Healthy profit increase for Sky TV
Sky Television has denied misleading subscribers over the reasons for its price rise this year, while reporting a 22 per cent jump in its annual profit to $161.4 million and a fall in costs.
Sky increased the cost of its "basic" pay-television service by 2.5 per cent to $48.07 in April, explaining in a letter to customers that "from time to time we do have to adjust our prices to reflect the increased cost of doing business".
However, Sky's annual result released today showed its total operating expenses fell by $10m million during the year to June.
That decline was almost entirely due to a drop in its spending on programming, which fell from $289.3m to $280m over the year. Sky's total operating expenses, including amortisation and depreciation, dropped by $10m to $656.1m.
Sky explained it paid for most of its programming in Australian and United States dollars, so its costs had fallen as a result of the stronger Kiwi dollar.
Sky rewarded its shareholders for its higher profit by bumping up its total annual dividend from 24 cents to 29c, announcing a 15c final payout.
Chief executive John Fellet denied its April letter had been misleading, saying Sky expected its expenses would generally trend upwards, despite this year's decline, and that it was "smoothing out" past and future cost increases with this year's price rise. He also pointed to a $10.4 million increase in Sky's capital expenditure.
The previous year's programming costs had been higher than usual because of the Olympics and Sky expected to spend $100m over three years changing out its older Sky decoders, Fellet said.
These would be replaced so that all Sky subscribers would be able to watch a selection of programmes at a time of their choosing on television, via the internet.
Subscribers' average monthly spend on Sky increased by 2.2 per cent to $77.52.
Sky's profit was also given a nudge by New Zealand's rising population.
The company said its number of subscribers grew 1.1 per cent to 865,055 over the 12 months to June. That increase was slightly lower than the 1.5 per cent increase in New Zealand's population over the period, driven by rising net migration, and meant the proportion of households with Sky was little changed, hovering at about 49 per cent.
The company will face fresh competition on Thursday when Spark, formerly Telecom, launches its internet television service Lightbox.
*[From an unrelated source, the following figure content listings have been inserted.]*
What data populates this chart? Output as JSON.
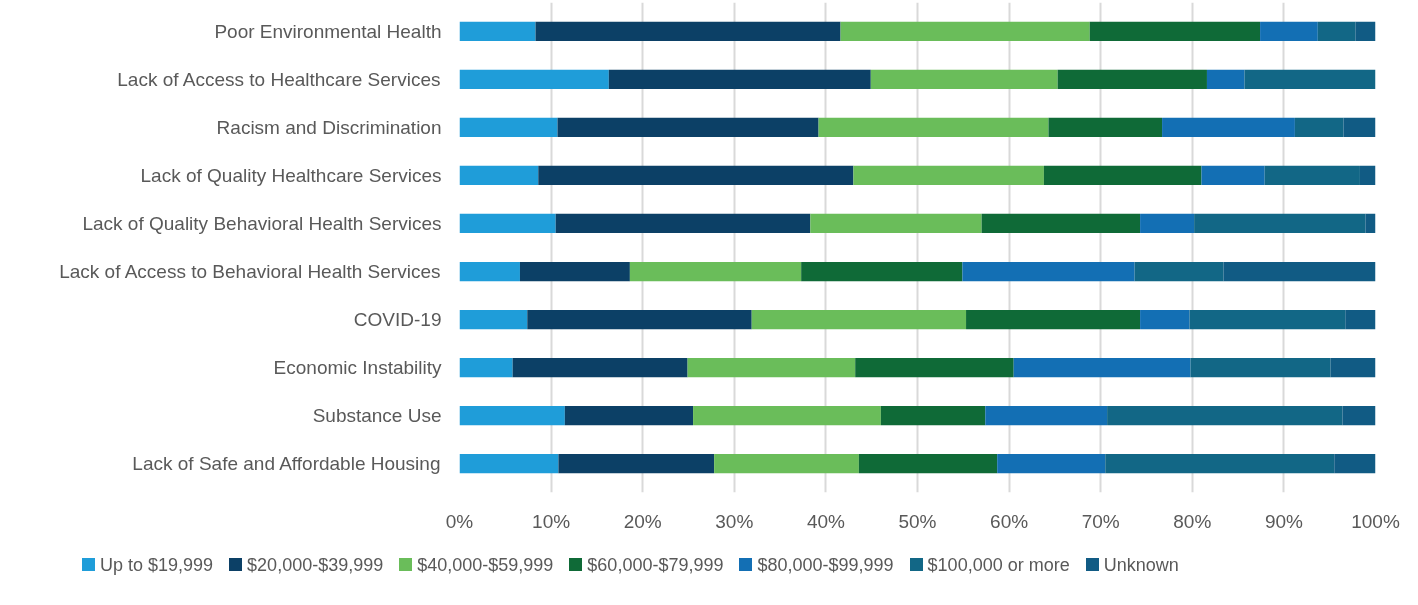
{
  "chart_data": {
    "type": "bar",
    "orientation": "horizontal",
    "stacked": true,
    "categories": [
      "Poor Environmental Health",
      "Lack of Access to Healthcare Services",
      "Racism and Discrimination",
      "Lack of Quality Healthcare Services",
      "Lack of Quality Behavioral Health Services",
      "Lack of Access to Behavioral Health Services",
      "COVID-19",
      "Economic Instability",
      "Substance Use",
      "Lack of Safe and Affordable Housing"
    ],
    "series": [
      {
        "name": "Up to $19,999",
        "color": "#1f9dd9",
        "values": [
          8.3,
          16.3,
          10.7,
          8.6,
          10.5,
          6.6,
          7.4,
          5.8,
          11.5,
          10.8
        ]
      },
      {
        "name": "$20,000-$39,999",
        "color": "#0c4066",
        "values": [
          33.3,
          28.6,
          28.5,
          34.4,
          27.8,
          12.0,
          24.5,
          19.1,
          14.0,
          17.0
        ]
      },
      {
        "name": "$40,000-$59,999",
        "color": "#6abd5a",
        "values": [
          27.2,
          20.4,
          25.1,
          20.8,
          18.7,
          18.7,
          23.4,
          18.3,
          20.5,
          15.8
        ]
      },
      {
        "name": "$60,000-$79,999",
        "color": "#0f6a37",
        "values": [
          18.6,
          16.3,
          12.4,
          17.2,
          17.3,
          17.6,
          19.0,
          17.3,
          11.4,
          15.1
        ]
      },
      {
        "name": "$80,000-$99,999",
        "color": "#136fb4",
        "values": [
          6.3,
          4.1,
          14.5,
          6.9,
          5.9,
          18.8,
          5.4,
          19.3,
          13.3,
          11.8
        ]
      },
      {
        "name": "$100,000 or more",
        "color": "#126786",
        "values": [
          4.1,
          14.3,
          5.3,
          10.4,
          18.7,
          9.7,
          17.0,
          15.3,
          25.7,
          25.0
        ]
      },
      {
        "name": "Unknown",
        "color": "#115b84",
        "values": [
          2.2,
          0,
          3.5,
          1.7,
          1.1,
          16.6,
          3.3,
          4.9,
          3.6,
          4.5
        ]
      }
    ],
    "xlim": [
      0,
      100
    ],
    "xticks": [
      {
        "value": 0,
        "label": "0%"
      },
      {
        "value": 10,
        "label": "10%"
      },
      {
        "value": 20,
        "label": "20%"
      },
      {
        "value": 30,
        "label": "30%"
      },
      {
        "value": 40,
        "label": "40%"
      },
      {
        "value": 50,
        "label": "50%"
      },
      {
        "value": 60,
        "label": "60%"
      },
      {
        "value": 70,
        "label": "70%"
      },
      {
        "value": 80,
        "label": "80%"
      },
      {
        "value": 90,
        "label": "90%"
      },
      {
        "value": 100,
        "label": "100%"
      }
    ],
    "grid": "x",
    "legend": "bottom"
  }
}
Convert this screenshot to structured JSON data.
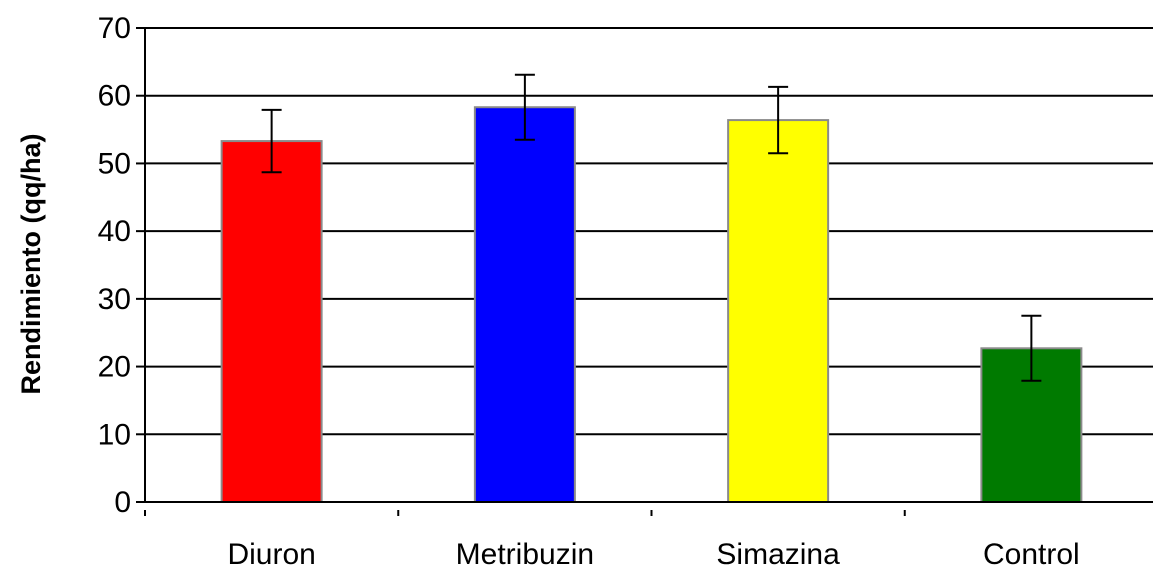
{
  "chart_data": {
    "type": "bar",
    "title": "",
    "xlabel": "",
    "ylabel": "Rendimiento (qq/ha)",
    "ylim": [
      0,
      70
    ],
    "yticks": [
      0,
      10,
      20,
      30,
      40,
      50,
      60,
      70
    ],
    "grid": "horizontal",
    "legend": "none",
    "categories": [
      "Diuron",
      "Metribuzin",
      "Simazina",
      "Control"
    ],
    "values": [
      53.3,
      58.3,
      56.4,
      22.7
    ],
    "error_bars": [
      4.6,
      4.8,
      4.9,
      4.8
    ],
    "colors": [
      "#ff0000",
      "#0000ff",
      "#ffff00",
      "#007a00"
    ]
  }
}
Priced at $15 a month, Lightbox will give subscribers access to 5000 hours of television programming they can watch online at any time.
Lightbox chief executive Kym Niblock said it aimed to attract 70,000 paying customers within a year. Some time after its launch Lightbox could offer customers a wireless digital media player, similar to Google's Chromecast gadget, that would slot into a television's USB port and make it easier for subscribers watch Lightbox on their televisions, she said.
News reports about Sky frequently attract a large number of comments on social media critical of the company and its value for money. But Sky said 13.2 per cent of customers quit Sky during the year, which was down 1.2 percentage points on its "net churn" the previous year.
"The root of the disgruntled response on social media is from people who are not happy with the model we provide and so we will keep looking at different models," Fellet said.
"What got us into 50 per cent of households, won't get us up to 75 per cent."
Sky's premium drama channel, SoHo, continued to be the "destination of choice", with "programming juggernaut" Game of Thrones proving to have huge appeal with viewers, the company said.